No Facebook, o perfil intitulado “Semiologia médica” traz alguns depoimentos ilustrativos que corroboram essa visão: “(...) Há 30 anos, ainda existia uma forte ligação entre o médico e o paciente, quando famílias inteiras referenciavam-se em um único profissional capaz de responder a maioria das demandas clínicas. Hoje, vivemos uma crise dessa relação. A cada dia, surgem um novo avanço tecnológico e um novo tratamento. A especialidade avança com mais rapidez que o generalista. Somado a isso, valoriza-se cada vez mais o superespecialista. E existe, agora, uma grande confiança social na máquina, em detrimento do ser humano”.
Sem dúvida, os exames de diagnósticos por imagem disponíveis atualmente, bem como a biologia molecular, são aliados valiosos para a prática médica, do diagnóstico ao tratamento. Roitberg, do Icesp, reconhece esse valor, mas reforça a opinião do professor da Unicamp, enfatizando que a tecnologia deve ser uma parceira, sem que o médico seja escravizado por ela.

Alguns pesquisadores da área chegam a afirmar que vivemos uma era de transição entre dois tipos de medicina: da hipocrática, que lançou a pedra angular, para a medicina hipertecnológica. E sugerem que o método lançado pelo norte-americano Abrahan Flexner, em 1910, pode ajudar a compreender a raiz do problema, ao propor a divisão do ensino médico entre os ciclos básico e clínico. Para os críticos, a chamada doutrina flexneriana foi um passo a caminho da fragmentação do ensino médico e um estímulo à especialização precoce. Agora, o grande desafio é a busca do equilíbrio.

Em síntese, fica a lição de que uma boa formação em semiologia e em propedêutica, que é a clínica da investigação, tem vantagens que somam pontos preciosos à relação médico-paciente e ainda podem contribuir para racionalizar os custos da saúde, evitando pedidos de exames desnecessários e dispendiosos.

Mesmo que existam profissionais que enxergam as variáveis tempo e produtividade como inversamente proporcionais, o alicerce de uma boa relação entre médico e paciente baseia-se no contato visual, direto e prolongado, insubstituível por qualquer forma de especialização profissional ou tecnologia. E se na anamnese a semiologia abre caminhos
para um diagnóstico bem-feito, no seguimento do tratamento ela tem papel fundamental.
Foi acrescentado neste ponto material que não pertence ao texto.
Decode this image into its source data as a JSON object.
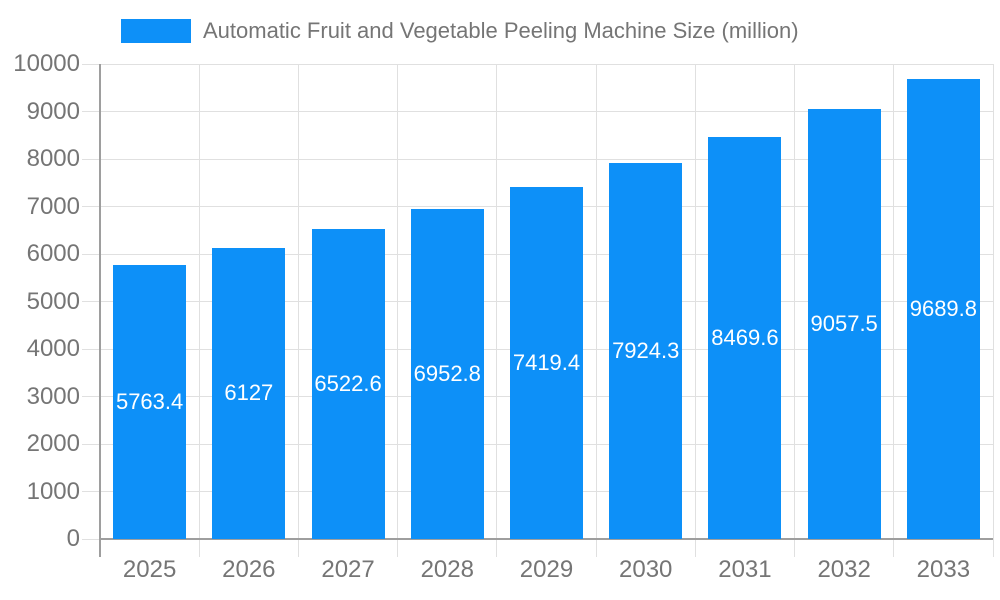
{
  "chart_data": {
    "type": "bar",
    "title": "Automatic Fruit and Vegetable Peeling Machine Size (million)",
    "categories": [
      "2025",
      "2026",
      "2027",
      "2028",
      "2029",
      "2030",
      "2031",
      "2032",
      "2033"
    ],
    "values": [
      5763.4,
      6127,
      6522.6,
      6952.8,
      7419.4,
      7924.3,
      8469.6,
      9057.5,
      9689.8
    ],
    "value_labels": [
      "5763.4",
      "6127",
      "6522.6",
      "6952.8",
      "7419.4",
      "7924.3",
      "8469.6",
      "9057.5",
      "9689.8"
    ],
    "xlabel": "",
    "ylabel": "",
    "ylim": [
      0,
      10000
    ],
    "y_ticks": [
      0,
      1000,
      2000,
      3000,
      4000,
      5000,
      6000,
      7000,
      8000,
      9000,
      10000
    ],
    "grid": true,
    "legend_position": "top-left",
    "colors": {
      "bar": "#0d90f8",
      "grid": "#e0e0e0",
      "axis": "#9e9e9e",
      "tick_label": "#757575",
      "title": "#757575",
      "value_label": "#ffffff",
      "background": "#ffffff"
    }
  }
}
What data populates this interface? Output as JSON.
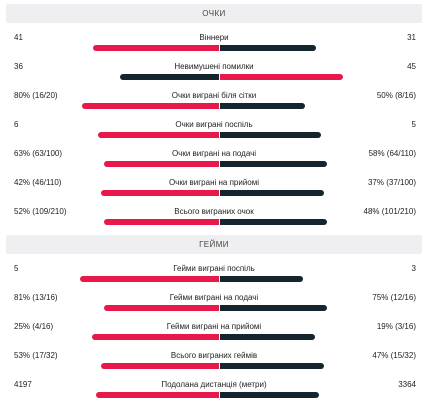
{
  "points_section": {
    "title": "ОЧКИ",
    "rows": [
      {
        "label": "Віннери",
        "home": "41",
        "away": "31",
        "home_share": 0.569,
        "home_leading": true
      },
      {
        "label": "Невимушені помилки",
        "home": "36",
        "away": "45",
        "home_share": 0.444,
        "home_leading": false
      },
      {
        "label": "Очки виграні біля сітки",
        "home": "80% (16/20)",
        "away": "50% (8/16)",
        "home_share": 0.615,
        "home_leading": true
      },
      {
        "label": "Очки виграні поспіль",
        "home": "6",
        "away": "5",
        "home_share": 0.545,
        "home_leading": true
      },
      {
        "label": "Очки виграні на подачі",
        "home": "63% (63/100)",
        "away": "58% (64/110)",
        "home_share": 0.52,
        "home_leading": true
      },
      {
        "label": "Очки виграні на прийомі",
        "home": "42% (46/110)",
        "away": "37% (37/100)",
        "home_share": 0.53,
        "home_leading": true
      },
      {
        "label": "Всього виграних очок",
        "home": "52% (109/210)",
        "away": "48% (101/210)",
        "home_share": 0.52,
        "home_leading": true
      }
    ]
  },
  "games_section": {
    "title": "ГЕЙМИ",
    "rows": [
      {
        "label": "Гейми виграні поспіль",
        "home": "5",
        "away": "3",
        "home_share": 0.625,
        "home_leading": true
      },
      {
        "label": "Гейми виграні на подачі",
        "home": "81% (13/16)",
        "away": "75% (12/16)",
        "home_share": 0.52,
        "home_leading": true
      },
      {
        "label": "Гейми виграні на прийомі",
        "home": "25% (4/16)",
        "away": "19% (3/16)",
        "home_share": 0.57,
        "home_leading": true
      },
      {
        "label": "Всього виграних геймів",
        "home": "53% (17/32)",
        "away": "47% (15/32)",
        "home_share": 0.53,
        "home_leading": true
      },
      {
        "label": "Подолана дистанція (метри)",
        "home": "4197",
        "away": "3364",
        "home_share": 0.555,
        "home_leading": true
      }
    ]
  },
  "colors": {
    "home_bar": "#e8194a",
    "away_bar": "#14252d",
    "header_bg": "#efeff1"
  }
}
É por meio das suas expressões que o doente vai indicar reações medicamentosas ou mesmo mostrar seu desejo em relação à continuidade da assistência, por exemplo. Em resposta, o médico poderá assistir o paciente no manejo dos possíveis efeitos tóxicos e pautar o caráter do tratamento.

(“O doente por trás da doença”, de autoria das jornalistas Milena Tutumi e Valéria Hartt, publicada na Revista Onco& - Oncologia para todas as especialidades, Edição janeiro/fevereiro de 2014).